The Prime Minister has been called many things over the past fifteen months - but the soubriquet which possibly did him the most damage was the one applied to him in the wake of the decision to postpone a 2007 election - 'Bottler Brown.'

Well, I never believed Gordon Brown was a bottler, and this package today has proved it. He is, and always has been when it comes to the economy, a man of huge political courage.

Not the least courageous bit of it is that Mr Brown is attempting to turn the normal laws of politics on their head by promising tax increases if his party wins the next election, gambling that this will partly help defuse the inevitable Tory claims of a hidden "Labour tax bombshell."
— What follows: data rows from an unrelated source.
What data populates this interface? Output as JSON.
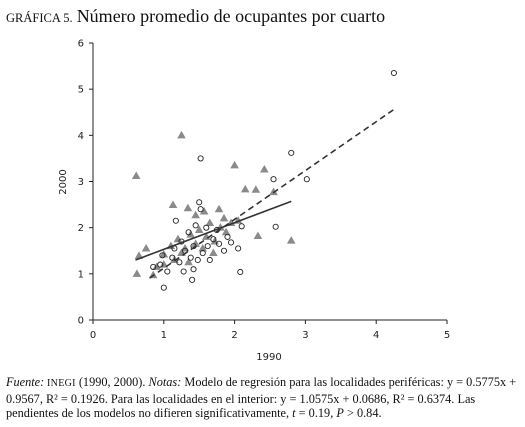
{
  "chart_data": {
    "type": "scatter",
    "title_label": "GRÁFICA 5.",
    "title": "Número promedio de ocupantes por cuarto",
    "x_label": "1990",
    "y_label": "2000",
    "xlim": [
      0,
      5
    ],
    "ylim": [
      0,
      6
    ],
    "xticks": [
      0,
      1,
      2,
      3,
      4,
      5
    ],
    "yticks": [
      0,
      1,
      2,
      3,
      4,
      5,
      6
    ],
    "series": [
      {
        "marker": "triangle",
        "color": "#8a8a8a",
        "x": [
          0.61,
          1.25,
          2.0,
          2.42,
          2.15,
          2.3,
          2.55,
          1.13,
          1.34,
          1.57,
          1.78,
          1.45,
          0.62,
          0.65,
          0.75,
          2.33,
          2.8,
          0.85,
          1.0,
          1.1,
          1.2,
          1.3,
          1.38,
          1.45,
          1.5,
          1.6,
          1.65,
          1.72,
          1.8,
          1.88,
          1.95,
          1.15,
          1.25,
          1.35,
          1.55,
          1.7,
          1.0,
          0.9,
          1.85,
          2.05
        ],
        "values": [
          3.12,
          4.0,
          3.35,
          3.26,
          2.83,
          2.82,
          2.77,
          2.49,
          2.42,
          2.35,
          2.4,
          2.27,
          1.0,
          1.39,
          1.55,
          1.82,
          1.72,
          0.97,
          1.42,
          1.6,
          1.75,
          1.55,
          1.85,
          1.65,
          1.95,
          1.8,
          2.1,
          1.7,
          2.0,
          1.9,
          2.1,
          1.3,
          1.45,
          1.25,
          1.55,
          1.45,
          1.2,
          1.15,
          2.2,
          2.15
        ]
      },
      {
        "marker": "circle",
        "color": "#222222",
        "x": [
          4.25,
          2.8,
          3.02,
          2.55,
          1.52,
          1.5,
          1.52,
          2.58,
          2.1,
          2.08,
          1.0,
          1.4,
          1.17,
          0.85,
          0.95,
          1.05,
          1.12,
          1.22,
          1.3,
          1.38,
          1.42,
          1.48,
          1.55,
          1.62,
          1.7,
          1.78,
          1.85,
          1.9,
          2.05,
          1.35,
          1.45,
          1.6,
          1.25,
          1.15,
          0.98,
          1.42,
          1.65,
          1.28,
          1.75,
          1.95
        ],
        "values": [
          5.35,
          3.62,
          3.05,
          3.05,
          3.5,
          2.55,
          2.4,
          2.02,
          2.03,
          1.04,
          0.7,
          0.87,
          2.15,
          1.15,
          1.2,
          1.05,
          1.35,
          1.25,
          1.5,
          1.35,
          1.1,
          1.3,
          1.45,
          1.6,
          1.75,
          1.65,
          1.5,
          1.8,
          1.55,
          1.9,
          2.05,
          2.0,
          1.7,
          1.55,
          1.4,
          1.6,
          1.3,
          1.05,
          1.95,
          1.68
        ]
      }
    ],
    "lines": [
      {
        "style": "solid",
        "color": "#333333",
        "x": [
          0.6,
          2.8
        ],
        "values": [
          1.3,
          2.57
        ]
      },
      {
        "style": "dashed",
        "color": "#333333",
        "x": [
          0.8,
          4.25
        ],
        "values": [
          0.91,
          4.56
        ]
      }
    ],
    "footnote": [
      "Fuente:",
      " INEGI",
      " (1990, 2000). ",
      "Notas:",
      " Modelo de regresión para las localidades periféricas: y = 0.5775x + 0.9567, R² = 0.1926. Para las localidades en el interior: y = 1.0575x + 0.0686, R² = 0.6374. Las pendientes de los modelos no difieren significativamente, ",
      "t",
      " = 0.19, ",
      "P",
      " > 0.84."
    ]
  }
}
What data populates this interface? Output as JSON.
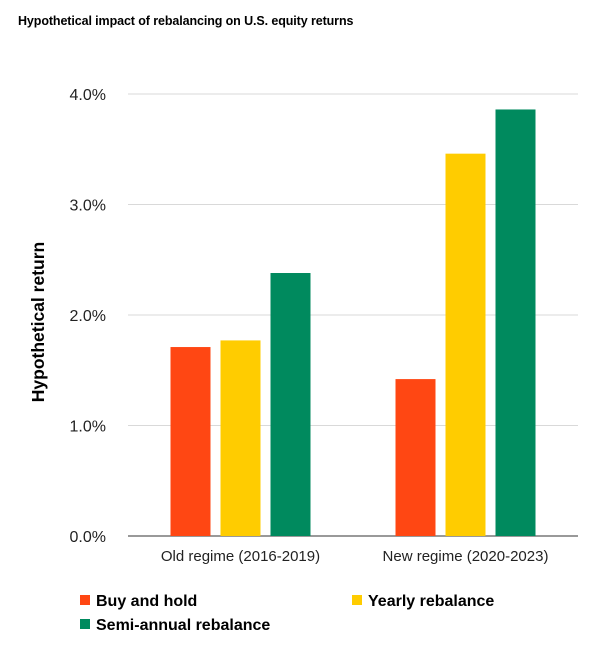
{
  "chart_data": {
    "type": "bar",
    "title": "Hypothetical impact of rebalancing on U.S. equity returns",
    "xlabel": "",
    "ylabel": "Hypothetical return",
    "ylim": [
      0,
      4
    ],
    "yticks": [
      {
        "value": 0,
        "label": "0.0%"
      },
      {
        "value": 1,
        "label": "1.0%"
      },
      {
        "value": 2,
        "label": "2.0%"
      },
      {
        "value": 3,
        "label": "3.0%"
      },
      {
        "value": 4,
        "label": "4.0%"
      }
    ],
    "grid": true,
    "legend_position": "bottom",
    "categories": [
      "Old regime (2016-2019)",
      "New regime (2020-2023)"
    ],
    "series": [
      {
        "name": "Buy and hold",
        "color": "#FF4713",
        "values": [
          1.71,
          1.42
        ]
      },
      {
        "name": "Yearly rebalance",
        "color": "#FFCC00",
        "values": [
          1.77,
          3.46
        ]
      },
      {
        "name": "Semi-annual rebalance",
        "color": "#008A5E",
        "values": [
          2.38,
          3.86
        ]
      }
    ]
  }
}
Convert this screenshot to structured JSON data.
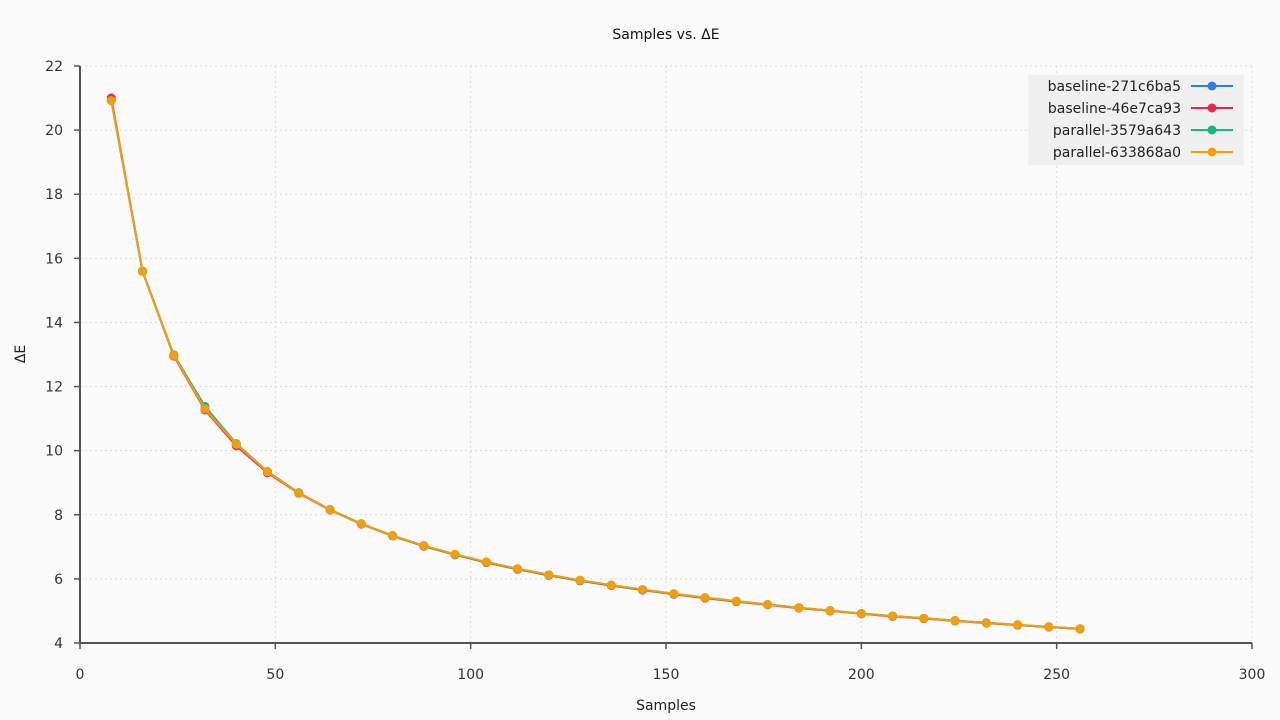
{
  "chart_data": {
    "type": "line",
    "title": "Samples vs. ΔE",
    "xlabel": "Samples",
    "ylabel": "ΔE",
    "xlim": [
      0,
      300
    ],
    "ylim": [
      4,
      22
    ],
    "xticks": [
      0,
      50,
      100,
      150,
      200,
      250,
      300
    ],
    "yticks": [
      4,
      6,
      8,
      10,
      12,
      14,
      16,
      18,
      20,
      22
    ],
    "grid": true,
    "legend_position": "top-right",
    "x": [
      8,
      16,
      24,
      32,
      40,
      48,
      56,
      64,
      72,
      80,
      88,
      96,
      104,
      112,
      120,
      128,
      136,
      144,
      152,
      160,
      168,
      176,
      184,
      192,
      200,
      208,
      216,
      224,
      232,
      240,
      248,
      256
    ],
    "series": [
      {
        "name": "baseline-271c6ba5",
        "color": "#2b7de9",
        "values": [
          20.95,
          15.6,
          12.97,
          11.32,
          10.17,
          9.33,
          8.68,
          8.16,
          7.72,
          7.35,
          7.03,
          6.76,
          6.52,
          6.31,
          6.12,
          5.95,
          5.8,
          5.66,
          5.53,
          5.41,
          5.3,
          5.2,
          5.1,
          5.01,
          4.92,
          4.84,
          4.77,
          4.7,
          4.63,
          4.56,
          4.5,
          4.44
        ]
      },
      {
        "name": "baseline-46e7ca93",
        "color": "#e8254f",
        "values": [
          21.0,
          15.6,
          12.95,
          11.27,
          10.15,
          9.31,
          8.67,
          8.15,
          7.71,
          7.34,
          7.02,
          6.75,
          6.51,
          6.3,
          6.11,
          5.94,
          5.79,
          5.65,
          5.52,
          5.4,
          5.29,
          5.19,
          5.09,
          5.0,
          4.91,
          4.83,
          4.76,
          4.69,
          4.62,
          4.56,
          4.5,
          4.44
        ]
      },
      {
        "name": "parallel-3579a643",
        "color": "#10b981",
        "values": [
          20.92,
          15.6,
          12.99,
          11.38,
          10.22,
          9.35,
          8.69,
          8.16,
          7.72,
          7.35,
          7.03,
          6.76,
          6.52,
          6.31,
          6.12,
          5.95,
          5.8,
          5.66,
          5.53,
          5.41,
          5.3,
          5.2,
          5.1,
          5.01,
          4.92,
          4.84,
          4.77,
          4.7,
          4.63,
          4.56,
          4.5,
          4.44
        ]
      },
      {
        "name": "parallel-633868a0",
        "color": "#f59e0b",
        "values": [
          20.92,
          15.6,
          12.97,
          11.3,
          10.2,
          9.34,
          8.68,
          8.16,
          7.72,
          7.35,
          7.04,
          6.77,
          6.53,
          6.32,
          6.13,
          5.96,
          5.81,
          5.67,
          5.54,
          5.42,
          5.31,
          5.2,
          5.1,
          5.01,
          4.92,
          4.84,
          4.77,
          4.7,
          4.63,
          4.57,
          4.51,
          4.45
        ]
      }
    ]
  }
}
Will it pay-off? Well, if I knew that, I'd be sitting in his chair. It doesn't help the government's case that it is borrowing huge sums of money in the hope of things turning out okay to address a problem caused by banks borrowing huge sums of money in the hope of things turning out okay.

But even if Brown goes on to lose in 2010, and the apparent rebirth of Keynesian economics after decades of monetarist orthodoxy turns out to no more than a fleeting glimmer, I think he's done the right thing by Britain and its neediest families today. Maybe history, if not the electorate, will give him credit for it.